Día 1: del kebab al croissant con la Torre Eiffel sobre una alfombra luminosa

Por la ventanilla, una luminosa alfombra se vislumbra y deja atónitos a todos los que jamás habíamos volado sobre París de noche



Por la ventanilla, una luminosa alfombra se vislumbra y deja atónitos a todos los que jamás habíamos volado sobre París de noche. Diminuta desde el cielo, la Torre Eiffel no pierde en lo absoluto su grandeza. Majestuosa y testigo de la historia moderna de una nación que ha sabido mantenerse estoica a pesar del doloroso paso del tiempo, la inicialmente llamada Tour de 300 Mètres emana hoy ese espíritu olímpico que clama por la unión de los pueblos y el desarrollo armónico del ser humano.

Esa primera imagen de la Ville lumière —Ciudad de la Luz— jamás se borra de la mente. Es una estampa que se preserva más allá de cualquier mala toma con el celular a kilómetros de distancia antes de tocar tierra y se anida en la memoria de cualquier coleccionista de recuerdos. Y así, el avión aterrizó en el Aeropuerto de París-Charles de Gaulle, donde a pesar de la efervescencia olímpica, lucía desértico y desolado pasada la media noche.

Tomé un taxi cuyo conductor amablemente me cobró 56 euros (unos mil 120 pesos) para poder llegar al apartamento de Clèment, un viejo amigo que conocí en México hace más de 10 años en un viaje por San Cristóbal de las Casas, Chiapas. Caminamos por Rue du Faubourg-Saint-Denis en busca de comida. Eran casi las 2:00 de la mañana y prácticamente todos los locales estaban cerrados en esta calle del distrito 10 de la capital francesa.

De pronto, un restaurante de kebabs se convirtió en el último recurso para calmar el hambre de más de 10 horas de mi último alimento (un par de hotcakes en el avión), luego de haber pasado sin ver, los precios de las despampanantes opciones que ofrecía el Aeroporto Di Fiumicino en Roma, donde hice escala por aquello de los elevados costos —por razones obvias— de un vuelo directo a París en estas fechas.

Clèment me ofreció de antemano una disculpa, no entendí muy bien por qué, hasta que comenzaron a preparar el recién descongelado falafel en una burbujeante tina de aceite cuyo oscuro hervor no daba en lo absoluto la mejor impresión.

“Qué vergüenza hacerte comer esto en París”, me dijo Clèment tras el primer bocado. Y no era para menos. Si algo es motivo de despertar el más agudo chovinismo en Francia es su gastronomía, y nada golpea más el orgullo de un francés que ofrecer una mala comida en la tierra que presume una de las más entrañables tradiciones culinarias.

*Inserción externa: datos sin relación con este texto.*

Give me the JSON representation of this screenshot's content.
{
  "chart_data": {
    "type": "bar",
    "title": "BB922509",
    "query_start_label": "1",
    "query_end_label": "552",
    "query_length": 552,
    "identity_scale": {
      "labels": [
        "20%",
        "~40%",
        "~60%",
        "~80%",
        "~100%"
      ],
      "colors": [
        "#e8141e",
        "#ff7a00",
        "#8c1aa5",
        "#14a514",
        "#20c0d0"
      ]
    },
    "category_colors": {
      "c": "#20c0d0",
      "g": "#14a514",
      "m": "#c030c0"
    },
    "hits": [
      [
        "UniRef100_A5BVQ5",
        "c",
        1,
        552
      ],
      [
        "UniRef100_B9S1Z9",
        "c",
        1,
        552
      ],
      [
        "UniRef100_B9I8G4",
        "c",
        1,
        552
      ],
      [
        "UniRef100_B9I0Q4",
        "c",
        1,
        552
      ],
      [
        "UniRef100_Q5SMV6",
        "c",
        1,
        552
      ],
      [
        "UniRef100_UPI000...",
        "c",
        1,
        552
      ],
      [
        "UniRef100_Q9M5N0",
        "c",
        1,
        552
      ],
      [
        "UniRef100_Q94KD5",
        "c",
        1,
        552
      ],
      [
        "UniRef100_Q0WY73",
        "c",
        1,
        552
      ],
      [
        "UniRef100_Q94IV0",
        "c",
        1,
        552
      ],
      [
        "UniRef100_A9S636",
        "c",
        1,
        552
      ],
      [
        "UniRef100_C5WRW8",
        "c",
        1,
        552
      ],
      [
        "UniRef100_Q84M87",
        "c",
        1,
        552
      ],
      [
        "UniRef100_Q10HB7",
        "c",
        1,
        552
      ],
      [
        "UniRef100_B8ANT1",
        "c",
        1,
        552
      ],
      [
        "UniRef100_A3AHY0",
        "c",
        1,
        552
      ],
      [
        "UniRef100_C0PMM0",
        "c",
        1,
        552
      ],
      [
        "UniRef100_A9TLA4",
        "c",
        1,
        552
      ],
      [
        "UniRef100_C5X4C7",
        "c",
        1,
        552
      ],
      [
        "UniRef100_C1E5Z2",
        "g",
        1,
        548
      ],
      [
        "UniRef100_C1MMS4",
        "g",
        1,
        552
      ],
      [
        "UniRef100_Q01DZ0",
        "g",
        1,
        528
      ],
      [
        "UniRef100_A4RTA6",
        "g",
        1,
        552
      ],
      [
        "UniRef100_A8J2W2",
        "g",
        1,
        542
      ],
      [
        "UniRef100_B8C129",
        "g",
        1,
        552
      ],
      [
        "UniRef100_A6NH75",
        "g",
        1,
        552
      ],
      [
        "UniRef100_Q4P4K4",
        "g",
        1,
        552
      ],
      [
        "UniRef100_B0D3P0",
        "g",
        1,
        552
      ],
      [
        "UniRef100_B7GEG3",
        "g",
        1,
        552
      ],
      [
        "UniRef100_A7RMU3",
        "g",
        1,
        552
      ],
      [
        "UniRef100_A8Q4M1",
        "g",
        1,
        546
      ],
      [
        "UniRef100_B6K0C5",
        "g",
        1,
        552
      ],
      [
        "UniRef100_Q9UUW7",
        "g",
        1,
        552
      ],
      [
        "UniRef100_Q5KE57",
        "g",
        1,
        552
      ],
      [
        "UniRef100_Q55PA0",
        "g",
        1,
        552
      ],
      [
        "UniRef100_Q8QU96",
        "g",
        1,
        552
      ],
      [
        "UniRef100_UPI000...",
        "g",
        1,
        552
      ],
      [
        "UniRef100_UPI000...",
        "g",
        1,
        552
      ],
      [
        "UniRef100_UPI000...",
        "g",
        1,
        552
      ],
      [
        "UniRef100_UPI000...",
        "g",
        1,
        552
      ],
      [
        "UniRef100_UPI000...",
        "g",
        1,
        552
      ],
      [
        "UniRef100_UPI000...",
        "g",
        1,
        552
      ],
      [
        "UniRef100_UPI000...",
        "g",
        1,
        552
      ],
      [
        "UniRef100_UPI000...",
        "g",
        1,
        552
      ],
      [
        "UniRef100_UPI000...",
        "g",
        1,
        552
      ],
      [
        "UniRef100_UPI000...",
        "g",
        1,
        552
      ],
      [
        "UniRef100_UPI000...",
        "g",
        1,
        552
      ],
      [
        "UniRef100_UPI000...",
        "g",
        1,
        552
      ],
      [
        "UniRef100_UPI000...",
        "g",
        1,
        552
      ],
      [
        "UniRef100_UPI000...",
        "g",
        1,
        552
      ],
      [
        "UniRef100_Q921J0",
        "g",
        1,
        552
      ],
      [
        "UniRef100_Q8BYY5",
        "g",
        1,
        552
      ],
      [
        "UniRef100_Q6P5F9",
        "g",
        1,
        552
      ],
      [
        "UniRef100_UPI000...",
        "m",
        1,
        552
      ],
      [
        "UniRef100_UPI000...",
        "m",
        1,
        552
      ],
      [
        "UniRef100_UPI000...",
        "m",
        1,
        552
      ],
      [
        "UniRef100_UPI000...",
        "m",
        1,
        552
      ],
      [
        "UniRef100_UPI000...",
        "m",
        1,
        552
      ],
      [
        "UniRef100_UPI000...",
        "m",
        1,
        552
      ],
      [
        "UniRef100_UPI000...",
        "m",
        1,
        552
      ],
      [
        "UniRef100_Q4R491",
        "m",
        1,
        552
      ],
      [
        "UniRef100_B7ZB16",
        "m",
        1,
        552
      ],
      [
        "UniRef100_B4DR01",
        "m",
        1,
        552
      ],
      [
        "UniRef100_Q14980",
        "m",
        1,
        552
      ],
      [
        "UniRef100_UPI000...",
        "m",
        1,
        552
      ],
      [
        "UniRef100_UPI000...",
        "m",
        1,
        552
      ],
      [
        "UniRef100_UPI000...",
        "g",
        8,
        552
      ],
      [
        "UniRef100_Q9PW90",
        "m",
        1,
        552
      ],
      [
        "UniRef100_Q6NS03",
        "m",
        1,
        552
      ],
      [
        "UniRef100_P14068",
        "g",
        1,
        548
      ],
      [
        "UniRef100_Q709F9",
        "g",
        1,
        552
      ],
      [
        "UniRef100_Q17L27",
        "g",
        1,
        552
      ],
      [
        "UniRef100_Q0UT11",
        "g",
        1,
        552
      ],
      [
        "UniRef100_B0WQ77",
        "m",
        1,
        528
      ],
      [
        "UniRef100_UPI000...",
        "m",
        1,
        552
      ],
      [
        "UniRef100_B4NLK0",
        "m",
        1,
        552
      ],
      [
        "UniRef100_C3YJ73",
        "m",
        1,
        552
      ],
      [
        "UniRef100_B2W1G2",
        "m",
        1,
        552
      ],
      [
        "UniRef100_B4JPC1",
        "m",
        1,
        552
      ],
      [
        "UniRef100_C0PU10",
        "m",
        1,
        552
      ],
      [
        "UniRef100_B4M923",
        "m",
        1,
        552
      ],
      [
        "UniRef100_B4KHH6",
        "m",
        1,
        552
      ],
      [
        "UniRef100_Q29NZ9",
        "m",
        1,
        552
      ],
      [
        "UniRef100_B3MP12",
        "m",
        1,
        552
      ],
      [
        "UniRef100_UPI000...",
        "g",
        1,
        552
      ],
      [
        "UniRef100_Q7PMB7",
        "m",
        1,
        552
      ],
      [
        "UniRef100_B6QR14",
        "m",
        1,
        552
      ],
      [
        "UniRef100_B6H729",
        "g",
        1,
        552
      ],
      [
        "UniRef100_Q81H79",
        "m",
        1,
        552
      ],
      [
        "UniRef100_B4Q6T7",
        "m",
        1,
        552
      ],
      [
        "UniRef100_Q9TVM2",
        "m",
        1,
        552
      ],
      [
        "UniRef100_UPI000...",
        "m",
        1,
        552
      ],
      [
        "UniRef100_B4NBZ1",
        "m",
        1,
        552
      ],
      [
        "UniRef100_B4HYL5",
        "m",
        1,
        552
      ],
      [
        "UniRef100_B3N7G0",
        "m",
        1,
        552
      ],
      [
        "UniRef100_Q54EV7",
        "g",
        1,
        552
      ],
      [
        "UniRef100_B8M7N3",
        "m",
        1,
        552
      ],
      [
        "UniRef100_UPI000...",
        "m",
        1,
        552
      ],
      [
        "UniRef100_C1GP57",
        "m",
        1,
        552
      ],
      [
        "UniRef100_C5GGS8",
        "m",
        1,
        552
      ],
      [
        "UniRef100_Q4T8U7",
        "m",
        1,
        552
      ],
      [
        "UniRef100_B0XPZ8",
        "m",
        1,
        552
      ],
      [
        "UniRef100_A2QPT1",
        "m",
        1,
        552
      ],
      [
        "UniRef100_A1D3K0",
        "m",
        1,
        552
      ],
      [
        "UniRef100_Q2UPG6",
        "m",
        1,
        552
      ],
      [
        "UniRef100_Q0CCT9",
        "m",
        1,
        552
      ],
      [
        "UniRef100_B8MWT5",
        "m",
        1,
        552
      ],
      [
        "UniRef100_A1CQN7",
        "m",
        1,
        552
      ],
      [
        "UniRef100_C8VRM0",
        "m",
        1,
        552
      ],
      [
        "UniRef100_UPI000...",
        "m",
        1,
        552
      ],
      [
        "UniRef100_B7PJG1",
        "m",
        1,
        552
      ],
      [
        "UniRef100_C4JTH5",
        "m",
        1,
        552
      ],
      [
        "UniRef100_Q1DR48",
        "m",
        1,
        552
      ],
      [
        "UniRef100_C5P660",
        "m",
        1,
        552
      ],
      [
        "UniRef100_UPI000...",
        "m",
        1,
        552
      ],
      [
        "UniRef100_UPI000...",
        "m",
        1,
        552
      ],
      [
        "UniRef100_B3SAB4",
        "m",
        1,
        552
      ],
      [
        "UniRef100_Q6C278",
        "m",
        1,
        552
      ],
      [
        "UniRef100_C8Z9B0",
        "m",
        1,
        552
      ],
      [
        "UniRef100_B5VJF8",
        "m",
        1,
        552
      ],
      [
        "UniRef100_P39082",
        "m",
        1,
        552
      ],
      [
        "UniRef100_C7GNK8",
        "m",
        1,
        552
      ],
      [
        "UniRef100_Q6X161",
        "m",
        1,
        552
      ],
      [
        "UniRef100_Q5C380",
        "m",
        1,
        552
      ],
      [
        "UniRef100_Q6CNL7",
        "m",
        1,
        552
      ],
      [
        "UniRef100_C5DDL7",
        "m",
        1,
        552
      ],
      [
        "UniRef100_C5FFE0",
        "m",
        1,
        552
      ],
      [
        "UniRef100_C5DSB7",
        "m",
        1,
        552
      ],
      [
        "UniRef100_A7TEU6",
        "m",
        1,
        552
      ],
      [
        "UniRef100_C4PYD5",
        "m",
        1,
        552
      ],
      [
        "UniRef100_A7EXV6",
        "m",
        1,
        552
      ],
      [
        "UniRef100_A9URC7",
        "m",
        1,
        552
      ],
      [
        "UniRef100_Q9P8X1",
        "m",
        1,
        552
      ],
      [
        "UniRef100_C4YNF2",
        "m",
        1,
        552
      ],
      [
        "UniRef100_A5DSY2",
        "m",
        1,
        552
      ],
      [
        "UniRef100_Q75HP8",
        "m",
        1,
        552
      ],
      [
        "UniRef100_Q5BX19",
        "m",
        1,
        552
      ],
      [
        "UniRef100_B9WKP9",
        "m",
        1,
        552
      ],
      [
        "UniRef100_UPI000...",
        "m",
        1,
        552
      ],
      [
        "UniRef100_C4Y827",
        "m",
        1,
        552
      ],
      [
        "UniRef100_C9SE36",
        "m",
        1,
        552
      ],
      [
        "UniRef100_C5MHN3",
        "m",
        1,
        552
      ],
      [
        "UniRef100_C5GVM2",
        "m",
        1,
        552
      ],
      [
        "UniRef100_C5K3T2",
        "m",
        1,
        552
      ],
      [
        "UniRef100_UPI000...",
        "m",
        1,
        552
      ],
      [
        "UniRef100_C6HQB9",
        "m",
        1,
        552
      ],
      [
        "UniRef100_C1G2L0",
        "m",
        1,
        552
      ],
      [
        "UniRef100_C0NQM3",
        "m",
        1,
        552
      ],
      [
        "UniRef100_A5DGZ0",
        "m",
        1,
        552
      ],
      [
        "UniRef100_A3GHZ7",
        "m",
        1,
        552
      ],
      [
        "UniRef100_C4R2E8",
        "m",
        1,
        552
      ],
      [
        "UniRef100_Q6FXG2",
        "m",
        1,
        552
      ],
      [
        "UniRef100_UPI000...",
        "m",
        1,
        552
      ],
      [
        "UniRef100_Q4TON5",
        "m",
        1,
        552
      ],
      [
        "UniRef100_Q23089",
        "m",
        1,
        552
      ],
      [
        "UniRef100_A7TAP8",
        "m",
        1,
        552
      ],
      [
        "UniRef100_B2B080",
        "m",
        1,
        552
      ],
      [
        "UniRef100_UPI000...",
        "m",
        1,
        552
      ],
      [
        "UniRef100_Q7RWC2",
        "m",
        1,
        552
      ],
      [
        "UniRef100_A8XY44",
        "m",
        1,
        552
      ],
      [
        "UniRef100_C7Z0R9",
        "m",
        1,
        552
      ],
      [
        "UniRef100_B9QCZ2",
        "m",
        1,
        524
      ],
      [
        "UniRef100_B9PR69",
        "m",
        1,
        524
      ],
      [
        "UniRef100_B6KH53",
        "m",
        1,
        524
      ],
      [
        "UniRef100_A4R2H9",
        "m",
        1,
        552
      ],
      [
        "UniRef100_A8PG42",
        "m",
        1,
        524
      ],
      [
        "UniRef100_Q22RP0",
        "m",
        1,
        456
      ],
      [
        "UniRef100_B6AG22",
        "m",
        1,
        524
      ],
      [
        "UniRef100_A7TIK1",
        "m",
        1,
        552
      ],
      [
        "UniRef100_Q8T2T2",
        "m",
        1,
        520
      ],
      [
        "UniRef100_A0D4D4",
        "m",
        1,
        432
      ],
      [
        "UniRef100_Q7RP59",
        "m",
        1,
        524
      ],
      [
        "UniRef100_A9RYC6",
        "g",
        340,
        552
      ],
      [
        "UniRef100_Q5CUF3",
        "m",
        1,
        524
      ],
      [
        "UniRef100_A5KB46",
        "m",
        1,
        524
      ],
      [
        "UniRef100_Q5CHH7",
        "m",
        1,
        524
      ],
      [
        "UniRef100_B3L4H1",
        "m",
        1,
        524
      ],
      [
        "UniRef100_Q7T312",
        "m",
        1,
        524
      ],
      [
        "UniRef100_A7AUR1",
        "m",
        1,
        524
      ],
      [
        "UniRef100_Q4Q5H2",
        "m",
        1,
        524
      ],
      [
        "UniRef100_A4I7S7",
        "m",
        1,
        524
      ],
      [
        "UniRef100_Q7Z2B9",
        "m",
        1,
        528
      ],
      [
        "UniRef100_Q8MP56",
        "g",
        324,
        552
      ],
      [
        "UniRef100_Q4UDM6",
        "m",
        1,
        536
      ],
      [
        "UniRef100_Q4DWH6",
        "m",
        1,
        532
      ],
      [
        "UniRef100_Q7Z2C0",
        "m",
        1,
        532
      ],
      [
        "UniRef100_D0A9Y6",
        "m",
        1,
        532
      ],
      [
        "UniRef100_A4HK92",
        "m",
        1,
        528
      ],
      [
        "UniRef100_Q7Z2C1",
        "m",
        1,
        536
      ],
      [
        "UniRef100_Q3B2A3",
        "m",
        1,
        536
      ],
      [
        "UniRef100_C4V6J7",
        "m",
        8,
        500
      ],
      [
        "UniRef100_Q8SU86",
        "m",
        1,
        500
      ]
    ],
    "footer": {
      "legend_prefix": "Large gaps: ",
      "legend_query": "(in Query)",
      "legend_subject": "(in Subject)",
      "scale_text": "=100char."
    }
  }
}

Poco antes de dormir, abrí la llave del agua y llené un vaso para saciar la sed, tal como mi buen amigo oriundo de Normandía me lo recomendó. Por supuesto que en México sería impensado beber directamente del grifo, y por más que un ciudadano local lo recomiende, no deja de generar desconfianza para alguien a quien siempre le advirtieron que solo debía beber agua embotellada.

“Le sourire de ma mère, c’est ma best of joy (La sonrisa de mi madre, es mi mejor alegría)”, sonó en la calle a la mañana siguiente. Es la canción GTB (2023) de Jey Brownie x FLEM, la primera dosis de cultura francesa contemporánea en el día para redondear la bienvenida que me ha dado una ciudad que durante los próximos días se convertirá en el corazón del mundo y se iluminará —aún más— bajo el ardor de la llama olímpica. Un croissant y un aromático café hicieron olvidar de inmediato al impresentable kebab en una automática redención de la gastronomía francesa.

Ya el filósofo local Jean Paul Sartre escribió en La Náusea (1938) que el peligro de llevar un diario es que se exagera todo, pues “uno está al acecho, forzando continuamente la verdad”, pero de aquí hasta el próximo 11 de agosto, con la clausura de los Juegos Olímpicos, esta columna tratará de hacer lo más cercana posible a sus lectores, esa cotidianidad parisina que 100 años después vuelve a cautivar al mundo al alzar los aros olímpicos entre croissants, arte y su majestuosa Torre Eiffel, sin ningún afán de exagerar lo aquí relatado.